There are a number of ways to make solids more interesting in a quilt. One is by covering them with beautiful quilting to add texture and pattern, as the famously solid Amish quilts do. Another is to use them in unexpected ways. Unusual color combinations or arrangements of elements can hold interest, even when the fabrics individually do not. In a block quilt, that could mean an unusual layout of the blocks. In a medallion, using asymmetric borders might draw us in. A lot of solid modern quilts successfully break the grid altogether.

I don’t want to spend time making an uninteresting quilt with uninteresting fabrics. I’ve had a hard time feeling inspired to begin this challenge. That changed recently when I saw a photo on a blog. Notice the quilt hanging on the left, obscured by the chandelier.
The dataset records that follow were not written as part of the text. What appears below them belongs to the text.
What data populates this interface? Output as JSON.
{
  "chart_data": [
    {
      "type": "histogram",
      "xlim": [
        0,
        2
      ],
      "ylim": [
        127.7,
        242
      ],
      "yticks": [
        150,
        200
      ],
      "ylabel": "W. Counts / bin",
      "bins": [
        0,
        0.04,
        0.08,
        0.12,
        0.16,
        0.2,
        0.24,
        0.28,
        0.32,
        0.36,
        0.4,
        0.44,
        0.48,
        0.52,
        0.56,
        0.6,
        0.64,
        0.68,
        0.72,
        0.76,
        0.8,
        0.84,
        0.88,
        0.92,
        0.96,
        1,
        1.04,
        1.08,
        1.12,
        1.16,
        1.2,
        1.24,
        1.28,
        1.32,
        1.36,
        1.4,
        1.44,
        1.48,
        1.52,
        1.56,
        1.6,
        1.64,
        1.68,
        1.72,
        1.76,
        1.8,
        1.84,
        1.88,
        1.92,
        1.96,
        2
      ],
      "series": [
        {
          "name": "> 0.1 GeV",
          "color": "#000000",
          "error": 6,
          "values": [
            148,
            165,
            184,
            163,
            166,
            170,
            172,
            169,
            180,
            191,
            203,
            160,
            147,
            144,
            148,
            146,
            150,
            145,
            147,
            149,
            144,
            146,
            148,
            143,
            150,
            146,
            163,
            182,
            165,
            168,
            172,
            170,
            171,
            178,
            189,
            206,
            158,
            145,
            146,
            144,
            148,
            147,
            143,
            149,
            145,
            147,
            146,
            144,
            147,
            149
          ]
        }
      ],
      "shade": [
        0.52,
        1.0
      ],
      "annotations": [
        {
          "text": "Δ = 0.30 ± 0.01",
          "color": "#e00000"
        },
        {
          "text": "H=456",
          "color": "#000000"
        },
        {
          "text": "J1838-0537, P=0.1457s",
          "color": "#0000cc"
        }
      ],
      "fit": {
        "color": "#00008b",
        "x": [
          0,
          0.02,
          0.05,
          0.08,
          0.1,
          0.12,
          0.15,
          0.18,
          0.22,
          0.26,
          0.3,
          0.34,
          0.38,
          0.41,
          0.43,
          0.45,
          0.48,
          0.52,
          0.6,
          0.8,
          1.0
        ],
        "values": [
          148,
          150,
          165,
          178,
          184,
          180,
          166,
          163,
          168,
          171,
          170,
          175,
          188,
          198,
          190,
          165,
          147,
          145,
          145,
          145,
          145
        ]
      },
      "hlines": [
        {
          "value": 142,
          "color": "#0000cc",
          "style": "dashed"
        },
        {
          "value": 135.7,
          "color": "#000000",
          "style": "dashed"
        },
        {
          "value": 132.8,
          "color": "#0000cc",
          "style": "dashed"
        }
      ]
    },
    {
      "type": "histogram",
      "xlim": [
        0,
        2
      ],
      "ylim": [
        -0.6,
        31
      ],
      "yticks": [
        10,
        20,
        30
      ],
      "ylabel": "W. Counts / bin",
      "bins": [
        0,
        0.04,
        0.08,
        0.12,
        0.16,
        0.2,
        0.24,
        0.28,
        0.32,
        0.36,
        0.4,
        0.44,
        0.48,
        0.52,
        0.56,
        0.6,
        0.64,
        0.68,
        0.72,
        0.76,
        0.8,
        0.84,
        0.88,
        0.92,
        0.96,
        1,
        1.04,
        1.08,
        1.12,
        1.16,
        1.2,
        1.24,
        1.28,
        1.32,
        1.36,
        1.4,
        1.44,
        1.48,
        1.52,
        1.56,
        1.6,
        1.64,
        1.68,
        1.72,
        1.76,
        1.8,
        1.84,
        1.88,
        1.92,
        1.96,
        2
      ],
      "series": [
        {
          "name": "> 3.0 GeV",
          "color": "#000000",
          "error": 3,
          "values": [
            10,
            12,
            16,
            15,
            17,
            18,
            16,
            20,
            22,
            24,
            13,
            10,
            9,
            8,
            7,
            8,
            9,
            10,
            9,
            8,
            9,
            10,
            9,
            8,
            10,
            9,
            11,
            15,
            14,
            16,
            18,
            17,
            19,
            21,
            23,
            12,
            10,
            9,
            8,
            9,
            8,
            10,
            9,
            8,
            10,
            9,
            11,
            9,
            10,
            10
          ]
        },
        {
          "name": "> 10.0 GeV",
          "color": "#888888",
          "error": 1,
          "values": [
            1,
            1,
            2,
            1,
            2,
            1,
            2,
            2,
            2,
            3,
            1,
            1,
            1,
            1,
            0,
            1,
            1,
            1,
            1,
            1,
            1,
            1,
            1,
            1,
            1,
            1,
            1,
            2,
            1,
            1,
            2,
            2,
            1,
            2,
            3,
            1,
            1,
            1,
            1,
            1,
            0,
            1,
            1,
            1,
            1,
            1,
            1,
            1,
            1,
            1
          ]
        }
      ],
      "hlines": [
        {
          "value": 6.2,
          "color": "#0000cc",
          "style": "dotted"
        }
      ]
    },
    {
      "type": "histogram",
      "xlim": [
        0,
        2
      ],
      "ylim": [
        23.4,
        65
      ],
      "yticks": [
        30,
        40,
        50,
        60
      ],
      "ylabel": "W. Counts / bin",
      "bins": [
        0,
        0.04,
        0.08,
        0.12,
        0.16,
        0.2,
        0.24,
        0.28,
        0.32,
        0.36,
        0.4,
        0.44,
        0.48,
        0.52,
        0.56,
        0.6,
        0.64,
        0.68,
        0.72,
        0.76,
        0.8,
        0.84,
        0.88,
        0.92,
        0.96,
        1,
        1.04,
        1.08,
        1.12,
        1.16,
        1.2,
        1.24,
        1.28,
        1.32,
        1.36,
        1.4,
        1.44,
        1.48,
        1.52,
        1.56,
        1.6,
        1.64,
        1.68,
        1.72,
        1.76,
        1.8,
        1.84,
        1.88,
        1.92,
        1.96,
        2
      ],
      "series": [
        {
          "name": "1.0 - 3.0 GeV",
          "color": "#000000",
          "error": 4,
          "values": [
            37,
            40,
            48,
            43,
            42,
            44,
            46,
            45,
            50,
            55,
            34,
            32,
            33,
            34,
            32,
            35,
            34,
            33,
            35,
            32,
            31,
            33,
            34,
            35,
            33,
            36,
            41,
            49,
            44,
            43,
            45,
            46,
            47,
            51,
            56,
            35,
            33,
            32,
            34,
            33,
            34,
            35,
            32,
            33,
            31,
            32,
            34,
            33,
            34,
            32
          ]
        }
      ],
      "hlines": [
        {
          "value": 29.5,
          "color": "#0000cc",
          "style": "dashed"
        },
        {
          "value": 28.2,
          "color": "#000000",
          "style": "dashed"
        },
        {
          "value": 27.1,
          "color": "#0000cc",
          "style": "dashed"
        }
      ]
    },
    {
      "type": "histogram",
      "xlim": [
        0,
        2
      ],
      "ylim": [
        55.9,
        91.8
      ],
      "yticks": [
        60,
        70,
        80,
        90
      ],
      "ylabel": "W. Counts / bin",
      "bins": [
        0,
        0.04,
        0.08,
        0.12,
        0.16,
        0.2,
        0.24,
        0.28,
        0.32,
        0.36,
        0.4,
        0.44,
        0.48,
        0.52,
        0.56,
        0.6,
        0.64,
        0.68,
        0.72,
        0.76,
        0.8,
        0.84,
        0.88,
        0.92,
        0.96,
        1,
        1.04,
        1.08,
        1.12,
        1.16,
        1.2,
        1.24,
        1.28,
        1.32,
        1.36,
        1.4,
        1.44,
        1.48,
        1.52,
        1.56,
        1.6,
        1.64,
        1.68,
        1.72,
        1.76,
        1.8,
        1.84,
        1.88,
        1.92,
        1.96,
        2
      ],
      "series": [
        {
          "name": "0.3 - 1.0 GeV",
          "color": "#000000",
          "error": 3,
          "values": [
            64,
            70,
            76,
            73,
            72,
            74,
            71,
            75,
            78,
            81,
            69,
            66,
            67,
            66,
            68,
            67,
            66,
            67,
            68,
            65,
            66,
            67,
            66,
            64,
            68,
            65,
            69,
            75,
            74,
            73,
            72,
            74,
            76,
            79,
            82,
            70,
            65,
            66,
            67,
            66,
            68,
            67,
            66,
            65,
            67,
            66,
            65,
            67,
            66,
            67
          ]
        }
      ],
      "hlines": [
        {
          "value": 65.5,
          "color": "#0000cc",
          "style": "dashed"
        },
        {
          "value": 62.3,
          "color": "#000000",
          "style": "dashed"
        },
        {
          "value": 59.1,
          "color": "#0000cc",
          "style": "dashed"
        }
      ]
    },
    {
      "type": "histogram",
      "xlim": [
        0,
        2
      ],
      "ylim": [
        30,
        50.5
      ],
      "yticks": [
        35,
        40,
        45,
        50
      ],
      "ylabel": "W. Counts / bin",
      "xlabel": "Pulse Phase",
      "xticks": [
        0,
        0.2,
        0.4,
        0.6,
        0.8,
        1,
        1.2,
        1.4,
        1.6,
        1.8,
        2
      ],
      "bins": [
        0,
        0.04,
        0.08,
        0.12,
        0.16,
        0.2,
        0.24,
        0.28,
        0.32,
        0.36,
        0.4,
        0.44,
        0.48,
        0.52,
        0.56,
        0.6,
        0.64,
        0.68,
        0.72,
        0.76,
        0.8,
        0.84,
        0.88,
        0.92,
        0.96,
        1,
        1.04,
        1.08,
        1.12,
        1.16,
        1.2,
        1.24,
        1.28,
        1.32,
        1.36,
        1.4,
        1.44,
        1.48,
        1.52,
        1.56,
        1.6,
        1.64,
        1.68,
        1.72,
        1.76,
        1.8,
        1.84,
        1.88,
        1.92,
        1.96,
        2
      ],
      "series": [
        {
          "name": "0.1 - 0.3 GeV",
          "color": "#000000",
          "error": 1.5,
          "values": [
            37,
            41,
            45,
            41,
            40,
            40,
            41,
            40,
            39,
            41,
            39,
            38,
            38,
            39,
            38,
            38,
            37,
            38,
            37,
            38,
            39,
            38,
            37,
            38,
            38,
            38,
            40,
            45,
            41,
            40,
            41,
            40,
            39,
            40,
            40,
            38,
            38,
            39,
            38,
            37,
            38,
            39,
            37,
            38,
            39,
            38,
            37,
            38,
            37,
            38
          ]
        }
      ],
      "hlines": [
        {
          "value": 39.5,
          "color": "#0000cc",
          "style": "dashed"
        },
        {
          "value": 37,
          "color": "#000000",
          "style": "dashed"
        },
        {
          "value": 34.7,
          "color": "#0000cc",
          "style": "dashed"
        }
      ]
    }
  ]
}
Look at the photo on the far left, behind the chandelier. https://sewkatiedid.wordpress.com/2015/06/15/a-summer-workshop/

I don’t know if it is made in solids, and it doesn’t matter. The arrangement of elements — color, value, shape, line — is unexpected, interesting, and held my attention. I sent the photo to my sister and said, “I want to make THAT quilt! Except of course I don’t want to make someone else’s design.”

Challenge: design and make a quilt in all solids of at least three colors. How can I use solids in a new, interesting way? Seth Godin writes:

This is a challenge I can meet. I will try to pull a hat out of a rabbit, turning the question upside down, to do it backwards, sideways, or in some way significantly more generous or risky.

I have a plan and last week I began construction. Since then we’ve had company a couple of times, slowing me down. In a few days I’ll have a finished top and will show you the work in progress.

How do you challenge yourself? Do you seek out new problems? Or do you try to solve problems in new ways?